I spent much of Saturday shopping for a new nebuliser, as I noticed last time I was in hospital that mine’s running a bit hot. I need one because I’m still having bouts of pulmonary oedema, most recently Friday night/Saturday morning.
I can get it under control by megadosing using my Volumatic spacer. For those of you unfamiliar with it, it’s a big one (the trend seems to be for smaller ones, which is a bit pointless in my view). This is it, alongside a Salbutamol inhaler:-
You insert the inhaler mouthpiece in the bottom, trigger it, and suck out the resulting mist through the spacer mouthpiece at the top. The increased airflow carries the inhalant deeper into the lungs than it would without the spacer, and reduces losses due to deposition on the oral mucosa, a major cause of side-effects for many people, especially with steroid inhalers (pretty obviously, but worth mentioning, these are for use with aerosol inhalers only).

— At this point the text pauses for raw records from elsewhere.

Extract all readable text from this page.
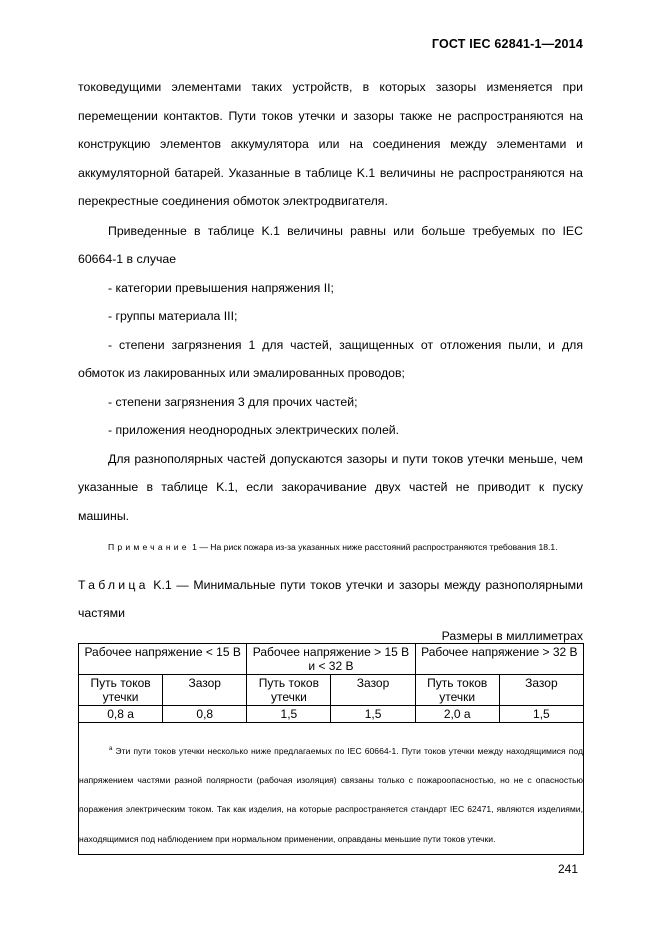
ГОСТ IEC 62841-1—2014

токоведущими элементами таких устройств, в которых зазоры изменяется при перемещении контактов. Пути токов утечки и зазоры также не распространяются на конструкцию элементов аккумулятора или на соединения между элементами и аккумуляторной батарей. Указанные в таблице K.1 величины не распространяются на перекрестные соединения обмоток электродвигателя.

Приведенные в таблице K.1 величины равны или больше требуемых по IEC 60664-1 в случае

- категории превышения напряжения II;

- группы материала III;

- степени загрязнения 1 для частей, защищенных от отложения пыли, и для обмоток из лакированных или эмалированных проводов;

- степени загрязнения 3 для прочих частей;

- приложения неоднородных электрических полей.

Для разнополярных частей допускаются зазоры и пути токов утечки меньше, чем указанные в таблице K.1, если закорачивание двух частей не приводит к пуску машины.

Примечание 1 — На риск пожара из-за указанных ниже расстояний распространяются требования 18.1.

Таблица K.1 — Минимальные пути токов утечки и зазоры между разнополярными частями

Размеры в миллиметрах
Рабочее напряжение < 15 В		Рабочее напряжение > 15 В и < 32 В		Рабочее напряжение > 32 В	
Путь токов утечки	Зазор	Путь токов утечки	Зазор	Путь токов утечки	Зазор
0,8 a	0,8	1,5	1,5	2,0 a	1,5

$^a$ Эти пути токов утечки несколько ниже предлагаемых по IEC 60664-1. Пути токов утечки между находящимися под напряжением частями разной полярности (рабочая изоляция) связаны только с пожароопасностью, но не с опасностью поражения электрическим током. Так как изделия, на которые распространяется стандарт IEC 62471, являются изделиями, находящимися под наблюдением при нормальном применении, оправданы меньшие пути токов утечки.					

241
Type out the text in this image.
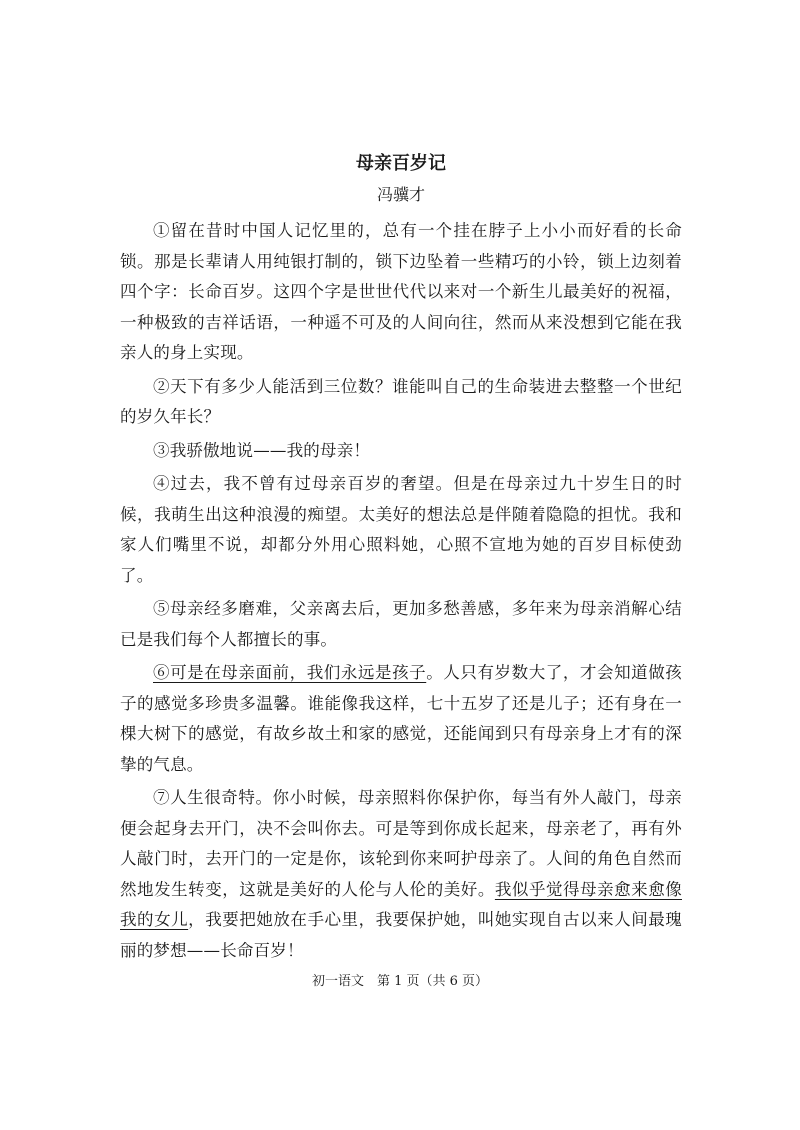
母亲百岁记
冯骥才

①留在昔时中国人记忆里的，总有一个挂在脖子上小小而好看的长命锁。那是长辈请人用纯银打制的，锁下边坠着一些精巧的小铃，锁上边刻着四个字：长命百岁。这四个字是世世代代以来对一个新生儿最美好的祝福，一种极致的吉祥话语，一种遥不可及的人间向往，然而从来没想到它能在我亲人的身上实现。

②天下有多少人能活到三位数？谁能叫自己的生命装进去整整一个世纪的岁久年长？

③我骄傲地说——我的母亲！

④过去，我不曾有过母亲百岁的奢望。但是在母亲过九十岁生日的时候，我萌生出这种浪漫的痴望。太美好的想法总是伴随着隐隐的担忧。我和家人们嘴里不说，却都分外用心照料她，心照不宣地为她的百岁目标使劲了。

⑤母亲经多磨难，父亲离去后，更加多愁善感，多年来为母亲消解心结已是我们每个人都擅长的事。

⑥可是在母亲面前，我们永远是孩子。人只有岁数大了，才会知道做孩子的感觉多珍贵多温馨。谁能像我这样，七十五岁了还是儿子；还有身在一棵大树下的感觉，有故乡故土和家的感觉，还能闻到只有母亲身上才有的深挚的气息。

⑦人生很奇特。你小时候，母亲照料你保护你，每当有外人敲门，母亲便会起身去开门，决不会叫你去。可是等到你成长起来，母亲老了，再有外人敲门时，去开门的一定是你，该轮到你来呵护母亲了。人间的角色自然而然地发生转变，这就是美好的人伦与人伦的美好。我似乎觉得母亲愈来愈像我的女儿，我要把她放在手心里，我要保护她，叫她实现自古以来人间最瑰丽的梦想——长命百岁！

初一语文　第 1 页（共 6 页）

During a pulmonary oedema attack it allows me to put multiple squirts (a megadose), into the spacer (with my thumb blocking the mouthpiece so it doesn’t go straight through), and inhale them all at once. It’s effective, but if the attack doesn’t wake me in time, such an inhalation would be beyond me, and it’s hospital time. Which I’d rather avoid.
In hospital they stabilised me using a nebuliser with a combination of Salbutamol and Atrovent nebules, one of each per dose, and kept me on that until I was discharged.
So that’s what I want from my GP and, as it’ll almost certainly keep me out of hospital, he should have no objection, especially in his new-found spirit of co-operation. The only problem might arise because it’s not recorded in my discharge notes, not too surprising as Arrowe Park’s record-keeping is staggeringly, and probably dangerously, inept.
And every goddamned doctor I see there – based on no evidence whatsoever – gets the urge to meddle with my meds. If my GP paid any heed to the changes – he hasn’t so far, I think he’s overlooked them or, hopefully, recognised them for the danger that they are – there’s a good chance they might well kill me.
Apart from the unavoidable worsening of my COPD – not unexpected, just not thought about – and the onset of pulmonary oedema, I’m pretty stable on the current regime. And when you consider everything that’s wrong with me, that’s no mean achievement. I really don’t need some fuckwit consultant making changes for no better reason than because he can.
Anyway, I got this neb from Amazon, an Omron CompAIR NE-C801 (Omron link), 50% off, for £30, and its main feature is that it’s supposed to be quiet (most are noisy buggers – if you’ve even been in a chest ward at neb time, you’ll know exactly what I mean; it’s like a concerto for jackhammers!). So, because I’m likely to be using it in the middle of the night, I wanted something quiet.
I also wanted to see if it would power my existing neb,** an extremely low-loss device which delivers almost the entire ampoule and, importantly, at a rate at which I can actually inhale it. Most devices used in hospitals waste much of the dose as patients can’t inhale efficiently enough. Mine takes a lot longer, but it’s nearly all utilised.
**Most people assume that the entire assembly is the nebuliser. Not so. In the pic above, the cylindrical item on the left is the actual neb, the main unit is the compressor that powers it.
So, anyway, I connected my neb, just with cooled, boiled water, to see how it performed, and it’s fine.** The compressor is also extremely quiet, which is what I was hoping for. The specs say it’s 46db, but that means nothing to me in real terms – I had to hear it to put it in perspective.
**I now have three nebs – the one that came with it, my old one, and an NHS one left behind by the ambulance crew in August.
If you need a neb that’s small, light, and quiet, this one is perfect. How durable it will prove I have no idea as yet, but it’s guaranteed for 3 years so it should be fine.